Charlamos de otros asuntos hasta que los dos terminamos nuestras tazas. Volví a llenar la suya, yo no tomé más; seguimos con lo nuestro.
— Viernes, cambiaste de nombre y de tarjetas de crédito tantas veces que siempre estábamos un salto detrás de ti. No hubiéramos podido seguirte la pista hasta Vicksburg de no habernos sugerido tus avances algo de tu plan. Aunque mi práctica es no interferir con un agente no importa cuán de cerca esté siendo observado, te hubiera impedido ir río arriba… sabiendo que aquella expedición estaba condenada…
— Jefe, ¿qué era esa expedición? Nunca me creí ni la letra ni la música.
— Un golpe de estado. Un torpe golpe de estado. El Imperio había tenido tres Presidentes en dos semanas… y el último no era mejor ni tenía más posibilidades de sobrevivir que los otros. Viernes, una tiranía bien llevada es una base mejor para mi trabajo que cualquier forma de gobierno libre. Pero una tiranía bien llevada es algo tan escaso como una democracia eficiente. Para resumir… te escapaste de nosotros en Vicksburg porque te movías sin ninguna vacilación. Estabas a bordo de aquel ejército de pacotilla y te habías ido antes de que nuestro agente en Vicksburg supiera que te habías enrolado. Se sintió vejado por ello. Tanto, que aún no he tomado medidas disciplinarias contra él. Es mejor esperar.
— No hay ninguna razón para tomar medidas disciplinarias contra él, Jefe. Yo me movía aprisa. A menos que me echara al aliento al cuello, de lo cual siempre me doy cuenta y tomo las medidas pertinentes, no hubiera podido atraparme.
— Sí, sí, conozco tus técnicas. Pero creo que estarás de acuerdo conmigo en que me sentía comprensiblemente irritado cuando se me informó que nuestro hombre en Vicksburg te había perdido físicamente de vista… y veinticuatro horas más tarde informa de tu muerte.
— Quizá, quizá no. Un hombre se me acercó demasiado a los talones yendo a Nairobi a principios de este año… me echó el aliento al cuello, y fue su último aliento. Si me haces seguir de nuevo, mejor advierte a tus agentes.
— No acostumbro a seguirte, Viernes. Contigo, los puntos de control funcionan mejor.
Afortunadamente para todos nosotros tu muerte fue una falsa alarma. Aunque todos los terminales de mis agentes de contacto en Saint Louis fueron intervenidos por el gobierno, seguí haciendo algún uso de ellos. Cuando tú intentaste ponerte en comunicación tres veces sin conseguirlo, lo supe inmediatamente y deduje que tenías que ser tú, y lo supe con seguridad cuando alcanzaste Fargo.

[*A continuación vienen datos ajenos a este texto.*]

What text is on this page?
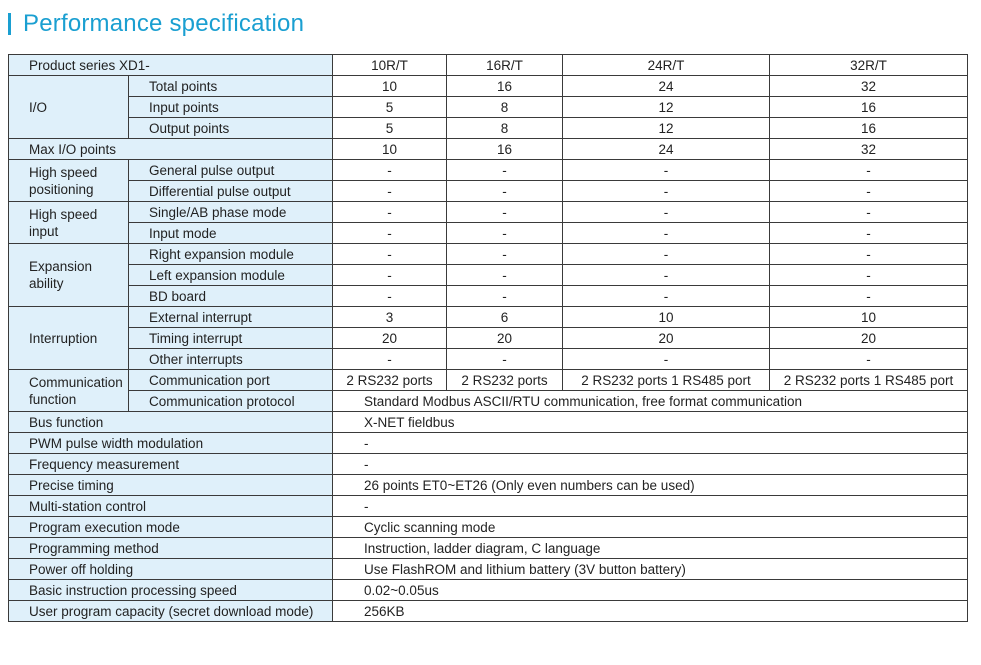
Performance specification
Product series XD1-		10R/T	16R/T	24R/T	32R/T
I/O	Total points	10	16	24	32
	Input points	5	8	12	16
	Output points	5	8	12	16
Max I/O points		10	16	24	32
High speed positioning	General pulse output	-	-	-	-
	Differential pulse output	-	-	-	-
High speed input	Single/AB phase mode	-	-	-	-
	Input mode	-	-	-	-
Expansion ability	Right expansion module	-	-	-	-
	Left expansion module	-	-	-	-
	BD board	-	-	-	-
Interruption	External interrupt	3	6	10	10
	Timing interrupt	20	20	20	20
	Other interrupts	-	-	-	-
Communication function	Communication port	2 RS232 ports	2 RS232 ports	2 RS232 ports 1 RS485 port	2 RS232 ports 1 RS485 port
	Communication protocol	Standard Modbus ASCII/RTU communication, free format communication			
Bus function		X-NET fieldbus			
PWM pulse width modulation		-			
Frequency measurement		-			
Precise timing		26 points ET0~ET26 (Only even numbers can be used)			
Multi-station control		-			
Program execution mode		Cyclic scanning mode			
Programming method		Instruction, ladder diagram, C language			
Power off holding		Use FlashROM and lithium battery (3V button battery)			
Basic instruction processing speed		0.02~0.05us			
User program capacity (secret download mode)		256KB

— ¿Por qué en Fargo? ¿El artista en transformaciones?
El Jefe hizo como que no había oído.
— Viernes, debo volver al trabajo. Completa tu informe. Hazlo brevemente.
— Sí, señor. Abandoné ese barco de excursionistas cuando entramos en el Imperio, seguí hasta Saint Louis, encontré tus códigos de contacto intervenidos, visité Fargo como has dicho, crucé al Canadá Británico a veintiséis kilómetros al este de Pembina, crucé hasta Vancouver y de vuelta a Bellingham hoy, luego me puse en contacto contigo aquí.
— ¿Algún problema?
— No, señor.
— ¿Algunos nuevos aspectos de interés profesional?
— No, señor.
— A tu conveniencia, graba un informe detallado para posterior análisis. Puedes suprimir los hechos que no creas pertinentes. Enviaré a buscarte en cualquier momento dentro de las próximas dos o tres semanas. Empezarás la escuela mañana por la mañana. A las nueve en punto.
— ¿Huh?
— No gruñas; no es adecuado en una mujer joven. Viernes, tu trabajo ha sido satisfactorio pero ya es tiempo que entres en tu auténtica profesión. Tu auténtica profesión en este estadio, debería decir quizá. Eres lamentablemente ignorante. Vamos a cambiar eso. A las nueve en punto, mañana.
— Sí, señor — (Ignorante, ¿eh? Arrogante viejo sinvergüenza. Dios, me alegra tanto verle.
Pero aquella silla de ruedas me daba escalofríos).